Four of the 50 prints from the series Homage to Marcel Duchamp: Auras (2008) are displayed: Dark-Haired Woman, Grey-Haired Man, Purple Man and Man with Moustache. These large prints seem out of focus and blurry, in a way that is quite hypnotising and at times disconcerting. There is a sense that the more attention you give to them and the closer you are to the prints, the more you become lost in the images.
In the next room is Lucidity and Intuition: Homage to Gertrude Stein (2011), a semi-circular Art Deco writing desk that contains stacked copies of about 70 books on automatism and related issues, including Andy Couturier’s Writing Open the Mind, Peter McKellar’s Mindsplit, Fredric Schiffer’s Of Two Minds and Simultaneous and Successive Cognitive Processesby JP Das, John Kirby and Ronald Jarman. On top of the desk is a dossier by the artist.
These “homages” to historical influences in art and thought acknowledge the way in which cultural memory plays a significant part in Hiller’s own art practice, as well as bookmarking (perhaps literally in Homage to Gertrude Stein) figures who have shaped modern ideas and her own approach to art.

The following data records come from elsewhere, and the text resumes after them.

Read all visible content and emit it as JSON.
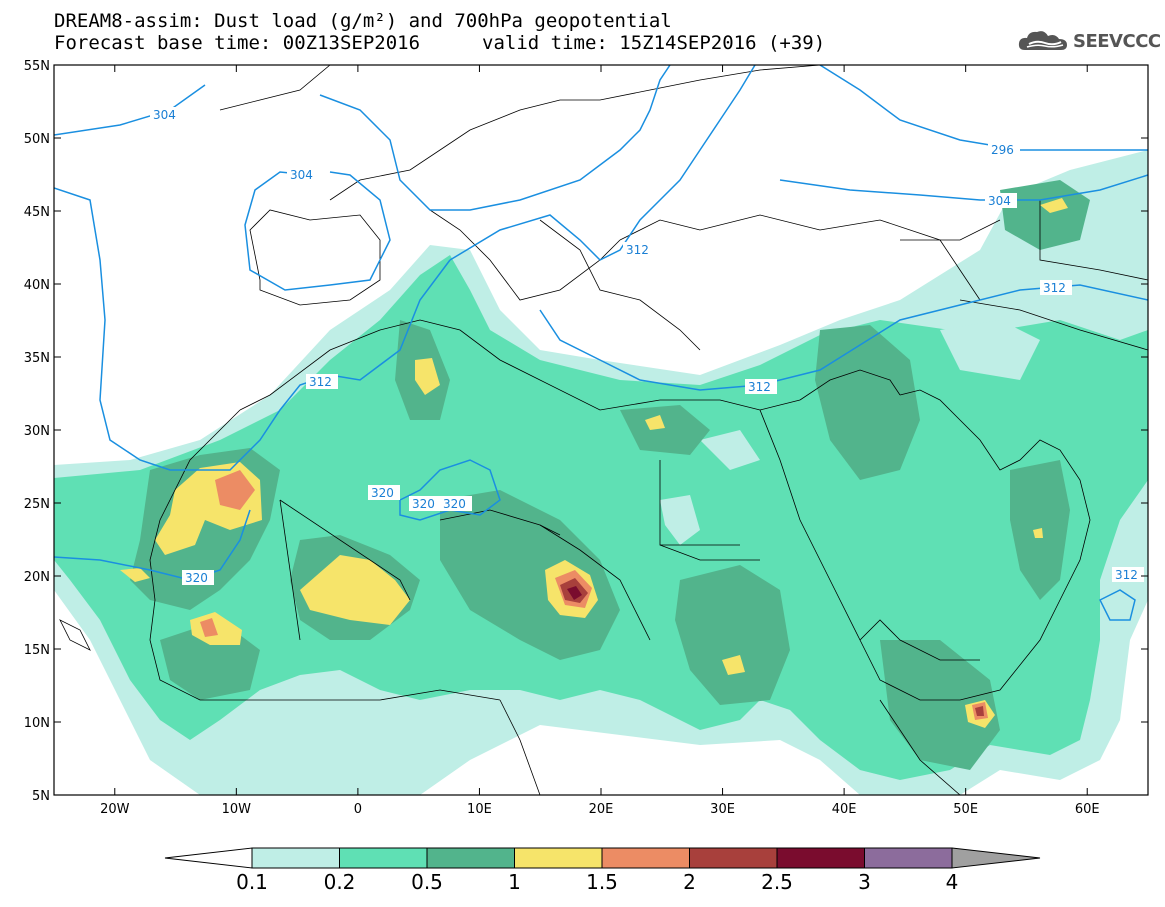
{
  "header": {
    "title_line1": "DREAM8-assim: Dust load (g/m²) and 700hPa geopotential",
    "title_line2_left": "Forecast base time: 00Z13SEP2016",
    "title_line2_right": "valid time: 15Z14SEP2016 (+39)"
  },
  "logo": {
    "text": "SEEVCCC",
    "icon": "cloud-icon"
  },
  "map": {
    "lon_range": [
      -25,
      65
    ],
    "lat_range": [
      5,
      55
    ],
    "lat_labels": [
      "55N",
      "50N",
      "45N",
      "40N",
      "35N",
      "30N",
      "25N",
      "20N",
      "15N",
      "10N",
      "5N"
    ],
    "lon_labels": [
      "20W",
      "10W",
      "0",
      "10E",
      "20E",
      "30E",
      "40E",
      "50E",
      "60E"
    ],
    "contour_labels": [
      "304",
      "304",
      "296",
      "304",
      "312",
      "312",
      "312",
      "312",
      "312",
      "320",
      "320",
      "320",
      "320"
    ],
    "colors": {
      "ocean": "#ffffff",
      "contour": "#1a8fe0",
      "border": "#000000"
    }
  },
  "colorbar": {
    "levels": [
      "0.1",
      "0.2",
      "0.5",
      "1",
      "1.5",
      "2",
      "2.5",
      "3",
      "4"
    ],
    "colors": [
      "#ffffff",
      "#bfeee6",
      "#5fe0b4",
      "#52b48c",
      "#f6e46a",
      "#ec8c64",
      "#a8403c",
      "#7a0c2e",
      "#8c6c9c",
      "#a0a0a0"
    ]
  }
}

In the large video installation, Resounding (Infrared) (2013), from which the exhibition takes its name, Hiller presents a 30-minute film that is projected on to the entire back wall of the darkened room. The film shows moving visual patterns in vibrant, entrancing colours – dark fluorescent pinks, blues and purples – overlaid with stirring lines that recall a heart monitor, and which have been translated from radio waves emitted by the Big Bang. By playing sound frequencies alongside these visuals, as well as eerie recordings of disembodied voices talking about their experiences with extraterrestrial phenomena, Hiller’s installation conjures a hypnotising world of magic and possibility that is difficult to leave or forget. By sitting down to watch and listen, the audience taps into a mental experience that facilitates meditation on the extraordinary and the uncanny.
This work continues a long-standing interest in creating an orchestration of the human voice in 3D space, seeming to exploit the audience’s presence in the exhibition space to activate the work. It also considers ideas of speaking and recording history and the human need to be heard and acknowledged – which is an idea central to all of Hiller’s work. The parallel exploration in these works of dream-like states – whether personal or relating to the history of human and earthly existence – make the experience of her work a difficult one, requiring meditation and leaps of imagination, but a rewarding one if the effort is made to think on her wavelength.